Looking for paid or open-source C++ programming work. Been programming since 2005. No degree.

#17 Caldenfor   Members   -  Reputation: 323

Posted 10 October 2011 - 07:51 AM

Well if you do stop by against Jackster, please leave a quick note as to what will make the game fun.

Thank you.

#18 Lith   Members   -  Reputation: 429

Posted 10 October 2011 - 10:55 AM

I have made MMORPGs before.
We used the Eclipse game engine


The Eclipse Game Engine is actully quite good. It has a very nice community using it and is one of the things that got me into programming.
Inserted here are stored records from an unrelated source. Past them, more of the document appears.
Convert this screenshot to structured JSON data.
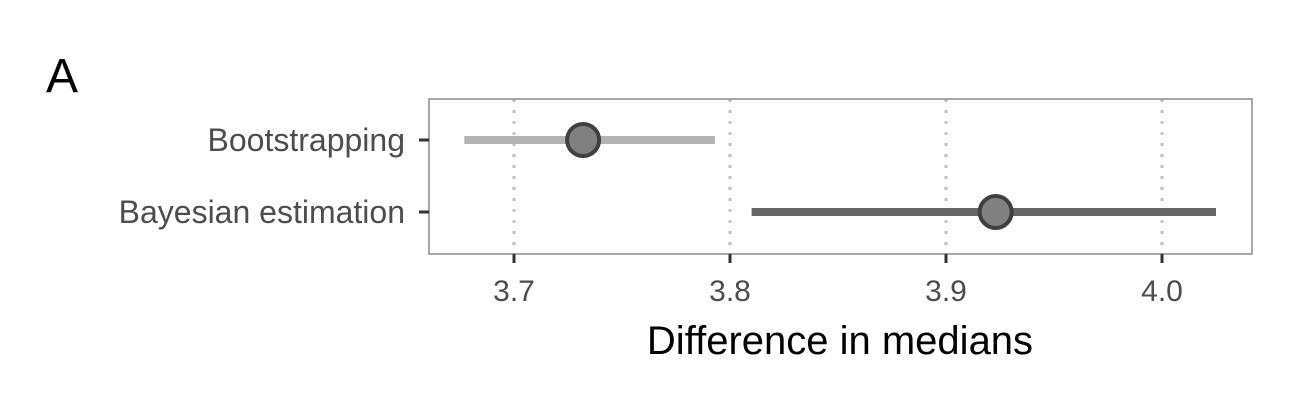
{
  "panel_label": "A",
  "chart_data": {
    "type": "interval",
    "title": "",
    "xlabel": "Difference in medians",
    "ylabel": "",
    "xlim": [
      3.66,
      4.04
    ],
    "x_ticks": [
      3.7,
      3.8,
      3.9,
      4.0
    ],
    "x_tick_labels": [
      "3.7",
      "3.8",
      "3.9",
      "4.0"
    ],
    "grid": "vertical dotted at major ticks",
    "legend": "none",
    "categories": [
      "Bootstrapping",
      "Bayesian estimation"
    ],
    "series": [
      {
        "category": "Bootstrapping",
        "estimate": 3.732,
        "lower": 3.677,
        "upper": 3.793,
        "line_color": "#b3b3b3"
      },
      {
        "category": "Bayesian estimation",
        "estimate": 3.923,
        "lower": 3.81,
        "upper": 4.025,
        "line_color": "#666666"
      }
    ],
    "point_fill": "#808080",
    "point_stroke": "#404040",
    "grid_color": "#bfbfbf",
    "frame_color": "#8c8c8c"
  }
}
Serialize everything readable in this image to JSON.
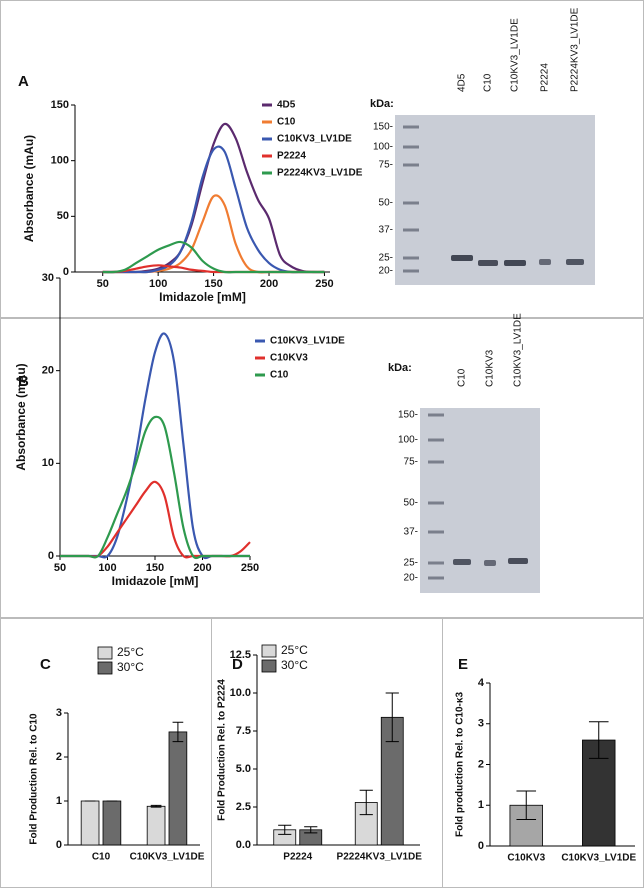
{
  "panel_labels": [
    "A",
    "B",
    "C",
    "D",
    "E"
  ],
  "gels": [
    {
      "unit": "kDa:",
      "lanes": [
        "4D5",
        "C10",
        "C10KV3_LV1DE",
        "P2224",
        "P2224KV3_LV1DE"
      ],
      "markers": [
        "150-",
        "100-",
        "75-",
        "50-",
        "37-",
        "25-",
        "20-"
      ]
    },
    {
      "unit": "kDa:",
      "lanes": [
        "C10",
        "C10KV3",
        "C10KV3_LV1DE"
      ],
      "markers": [
        "150-",
        "100-",
        "75-",
        "50-",
        "37-",
        "25-",
        "20-"
      ]
    }
  ],
  "chart_data": [
    {
      "type": "line",
      "xlabel": "Imidazole [mM]",
      "ylabel": "Absorbance (mAu)",
      "x": [
        50,
        60,
        70,
        80,
        90,
        100,
        110,
        120,
        130,
        140,
        150,
        160,
        170,
        180,
        190,
        200,
        210,
        220,
        230,
        240,
        250
      ],
      "xlim": [
        25,
        255
      ],
      "xticks": [
        50,
        100,
        150,
        200,
        250
      ],
      "ylim": [
        0,
        150
      ],
      "yticks": [
        0,
        50,
        100,
        150
      ],
      "series": [
        {
          "name": "4D5",
          "color": "#5b2a6e",
          "values": [
            0,
            0,
            0,
            0,
            1,
            3,
            8,
            18,
            42,
            80,
            115,
            133,
            120,
            90,
            65,
            48,
            15,
            5,
            1,
            0,
            0
          ]
        },
        {
          "name": "C10",
          "color": "#f07c32",
          "values": [
            0,
            0,
            0,
            0,
            0,
            1,
            3,
            8,
            20,
            45,
            68,
            60,
            25,
            5,
            0,
            0,
            0,
            0,
            0,
            0,
            0
          ]
        },
        {
          "name": "C10KV3_LV1DE",
          "color": "#3a58b0",
          "values": [
            0,
            0,
            0,
            0,
            0,
            2,
            6,
            18,
            45,
            85,
            110,
            108,
            75,
            40,
            20,
            8,
            2,
            0,
            0,
            0,
            0
          ]
        },
        {
          "name": "P2224",
          "color": "#e0302c",
          "values": [
            0,
            0,
            1,
            3,
            5,
            6,
            5,
            4,
            2,
            1,
            0,
            0,
            0,
            0,
            0,
            0,
            0,
            0,
            0,
            0,
            0
          ]
        },
        {
          "name": "P2224KV3_LV1DE",
          "color": "#2e9a4e",
          "values": [
            0,
            0,
            2,
            8,
            14,
            20,
            24,
            27,
            22,
            10,
            3,
            0,
            0,
            0,
            0,
            0,
            0,
            0,
            0,
            0,
            0
          ]
        }
      ]
    },
    {
      "type": "line",
      "xlabel": "Imidazole [mM]",
      "ylabel": "Absorbance (mAu)",
      "x": [
        50,
        60,
        70,
        80,
        90,
        100,
        110,
        120,
        130,
        140,
        150,
        160,
        170,
        180,
        190,
        200,
        210,
        220,
        230,
        240,
        250
      ],
      "xlim": [
        50,
        250
      ],
      "xticks": [
        50,
        100,
        150,
        200,
        250
      ],
      "ylim": [
        0,
        30
      ],
      "yticks": [
        0,
        10,
        20,
        30
      ],
      "series": [
        {
          "name": "C10KV3_LV1DE",
          "color": "#3a58b0",
          "values": [
            0,
            0,
            0,
            0,
            0,
            0,
            2,
            6,
            11,
            17,
            22,
            24,
            21,
            12,
            3,
            0,
            0,
            0,
            0,
            0,
            0
          ]
        },
        {
          "name": "C10KV3",
          "color": "#e0302c",
          "values": [
            0,
            0,
            0,
            0,
            0,
            1,
            2.5,
            4,
            5.5,
            7,
            8,
            6.5,
            2,
            0,
            0,
            0,
            0,
            0,
            0,
            0.5,
            1.5
          ]
        },
        {
          "name": "C10",
          "color": "#2e9a4e",
          "values": [
            0,
            0,
            0,
            0,
            0,
            2,
            4.5,
            7,
            10,
            13.5,
            15,
            14,
            9,
            3,
            0,
            0,
            0,
            0,
            0,
            0,
            0
          ]
        }
      ]
    },
    {
      "type": "bar",
      "ylabel": "Fold Production Rel. to C10",
      "categories": [
        "C10",
        "C10KV3_LV1DE"
      ],
      "ylim": [
        0,
        3
      ],
      "yticks": [
        0,
        1,
        2,
        3
      ],
      "series": [
        {
          "name": "25°C",
          "color": "#d9d9d9",
          "values": [
            1,
            0.88
          ],
          "errors": [
            0,
            0.02
          ]
        },
        {
          "name": "30°C",
          "color": "#6b6b6b",
          "values": [
            1,
            2.57
          ],
          "errors": [
            0,
            0.22
          ]
        }
      ]
    },
    {
      "type": "bar",
      "ylabel": "Fold Production Rel. to P2224",
      "categories": [
        "P2224",
        "P2224KV3_LV1DE"
      ],
      "ylim": [
        0,
        12.5
      ],
      "yticks": [
        {
          "value": 0,
          "label": "0.0"
        },
        2.5,
        {
          "value": 5,
          "label": "5.0"
        },
        7.5,
        {
          "value": 10,
          "label": "10.0"
        },
        12.5
      ],
      "series": [
        {
          "name": "25°C",
          "color": "#d9d9d9",
          "values": [
            1.0,
            2.8
          ],
          "errors": [
            0.3,
            0.8
          ]
        },
        {
          "name": "30°C",
          "color": "#6b6b6b",
          "values": [
            1.0,
            8.4
          ],
          "errors": [
            0.2,
            1.6
          ]
        }
      ]
    },
    {
      "type": "bar",
      "ylabel": "Fold production Rel. to C10-κ3",
      "categories": [
        "C10KV3",
        "C10KV3_LV1DE"
      ],
      "ylim": [
        0,
        4
      ],
      "yticks": [
        0,
        1,
        2,
        3,
        4
      ],
      "series": [
        {
          "colors": [
            "#a6a6a6",
            "#333333"
          ],
          "values": [
            1.0,
            2.6
          ],
          "errors": [
            0.35,
            0.45
          ]
        }
      ]
    }
  ]
}
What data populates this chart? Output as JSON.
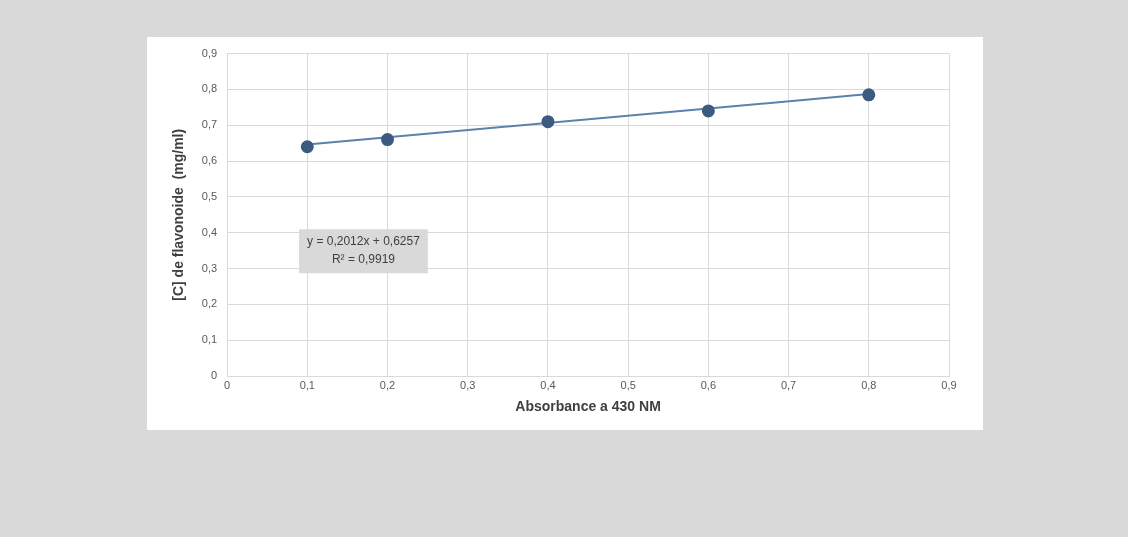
{
  "chart_data": {
    "type": "scatter",
    "xlabel": "Absorbance a 430 NM",
    "ylabel": "[C] de flavonoide  (mg/ml)",
    "xlim": [
      0,
      0.9
    ],
    "ylim": [
      0,
      0.9
    ],
    "xticks": [
      0,
      {
        "value": 0.1,
        "label": "0,1"
      },
      {
        "value": 0.2,
        "label": "0,2"
      },
      {
        "value": 0.3,
        "label": "0,3"
      },
      {
        "value": 0.4,
        "label": "0,4"
      },
      {
        "value": 0.5,
        "label": "0,5"
      },
      {
        "value": 0.6,
        "label": "0,6"
      },
      {
        "value": 0.7,
        "label": "0,7"
      },
      {
        "value": 0.8,
        "label": "0,8"
      },
      {
        "value": 0.9,
        "label": "0,9"
      }
    ],
    "yticks": [
      0,
      {
        "value": 0.1,
        "label": "0,1"
      },
      {
        "value": 0.2,
        "label": "0,2"
      },
      {
        "value": 0.3,
        "label": "0,3"
      },
      {
        "value": 0.4,
        "label": "0,4"
      },
      {
        "value": 0.5,
        "label": "0,5"
      },
      {
        "value": 0.6,
        "label": "0,6"
      },
      {
        "value": 0.7,
        "label": "0,7"
      },
      {
        "value": 0.8,
        "label": "0,8"
      },
      {
        "value": 0.9,
        "label": "0,9"
      }
    ],
    "grid": true,
    "legend": false,
    "annotations": [
      "y = 0,2012x + 0,6257",
      "R² = 0,9919"
    ],
    "series": [
      {
        "type": "scatter",
        "marker": "circle",
        "color": "#3d5a80",
        "x": [
          0.1,
          0.2,
          0.4,
          0.6,
          0.8
        ],
        "values": [
          0.64,
          0.66,
          0.71,
          0.74,
          0.785
        ]
      },
      {
        "type": "line",
        "marker": "none",
        "color": "#5b82ad",
        "x": [
          0.1,
          0.8
        ],
        "values": [
          0.646,
          0.787
        ]
      }
    ]
  }
}
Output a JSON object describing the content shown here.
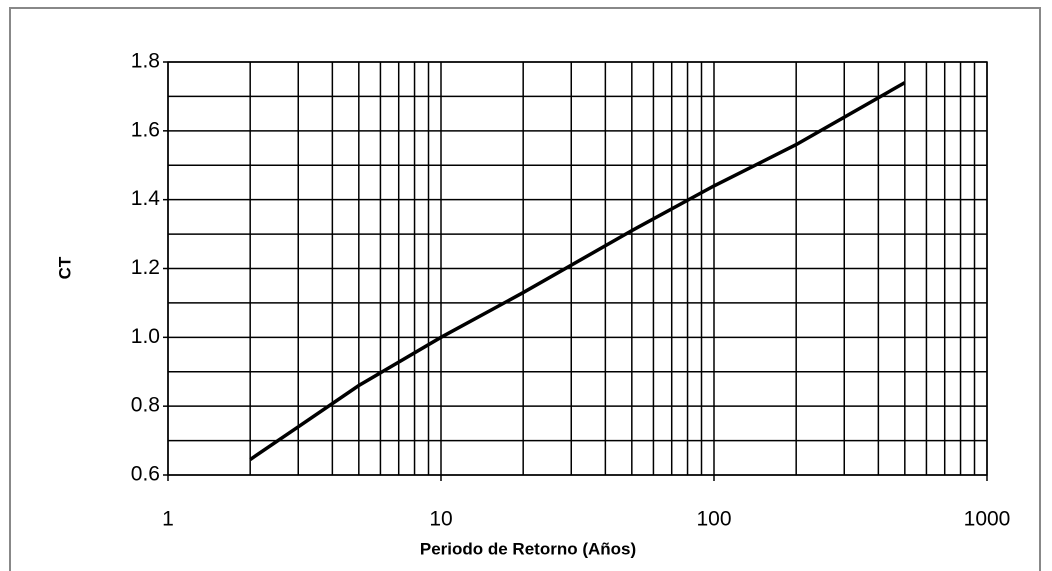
{
  "chart_data": {
    "type": "line",
    "x_label": "Periodo de Retorno (Años)",
    "y_label": "CT",
    "x_scale": "log",
    "xlim": [
      1,
      1000
    ],
    "xticks": [
      1,
      10,
      100,
      1000
    ],
    "xminorticks": [
      2,
      3,
      4,
      5,
      6,
      7,
      8,
      9,
      20,
      30,
      40,
      50,
      60,
      70,
      80,
      90,
      200,
      300,
      400,
      500,
      600,
      700,
      800,
      900
    ],
    "ylim": [
      0.6,
      1.8
    ],
    "yticks": [
      0.6,
      0.8,
      {
        "value": 1,
        "label": "1.0"
      },
      1.2,
      1.4,
      1.6,
      1.8
    ],
    "yminorticks": [
      0.7,
      0.9,
      1.1,
      1.3,
      1.5,
      1.7
    ],
    "grid": true,
    "x": [
      2,
      3,
      5,
      10,
      20,
      50,
      100,
      200,
      500
    ],
    "series": [
      {
        "color": "#000000",
        "values": [
          0.645,
          0.74,
          0.86,
          1.0,
          1.13,
          1.31,
          1.44,
          1.56,
          1.74
        ]
      }
    ]
  }
}
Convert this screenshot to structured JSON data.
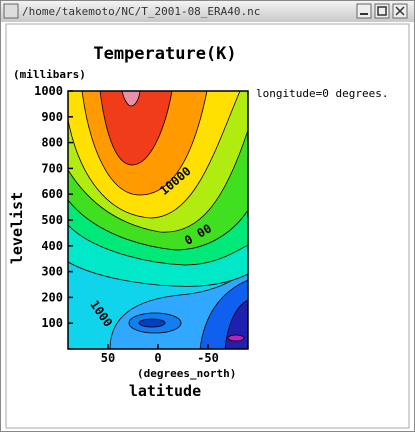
{
  "window": {
    "title": "/home/takemoto/NC/T_2001-08_ERA40.nc"
  },
  "chart_data": {
    "type": "contour",
    "title": "Temperature(K)",
    "y_units": "(millibars)",
    "y_label": "levelist",
    "x_units": "(degrees_north)",
    "x_label": "latitude",
    "annotation": "longitude=0 degrees.",
    "xlim": [
      90,
      -90
    ],
    "xticks": [
      50,
      0,
      -50
    ],
    "ylim": [
      0,
      1000
    ],
    "yticks": [
      100,
      200,
      300,
      400,
      500,
      600,
      700,
      800,
      900,
      1000
    ],
    "contour_labels": [
      "10000",
      "0 00",
      "1000"
    ]
  }
}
The engine itself is quite outdated(VB6 and DX8 i think) but there have been some relatively successful games made with it. (Ambardia) Of course none of the games made with this engine can even cope with more than 50 people online, the most people i've seen on an eclipse game is about 20.

It's perfectly possible for him to have made an online rpg with this engine. There is alot of work involved like making all of the game's content like maps, npcs and items. All of the graphics and sounds.

Im just trying to say that this guy probably has some idea of the work involved, but i agree with eveyone here that it is ridiculous for him to try and make an mmo from scratch when he is "learning python." Mabye he doesnt quite understand the stuff under the hood, but i think he knows that you dont just click your fingers and an mmo magicly appears.

#19 nfries88   Members   -  Reputation: 259

Posted 10 October 2011 - 12:41 PM

Yeah, I messed around with Eclipse some myself, that's why I know he might actually make something if someone provides him a good base. Otherwise I wouldn't have offered.
Looking for paid or open-source C++ programming work. Been programming since 2005. No degree.

#20 Jackster   Members   -  Reputation: 98

Posted 10 October 2011 - 12:57 PM

Just poping by.

With the old game I made I knew NOTHING.

Yet 4-6 months later I had a working game and average of 100-150 players.

I learn by making what I want and not making little things that have no use.


Ill come back in a few years and show you how much I have done.

Then you will be kicking yourself.




Ps, I have said "Ill come back in a few years and show you how much I have done." before to other projects that might not have been game related. Lets say Jack one, other people null.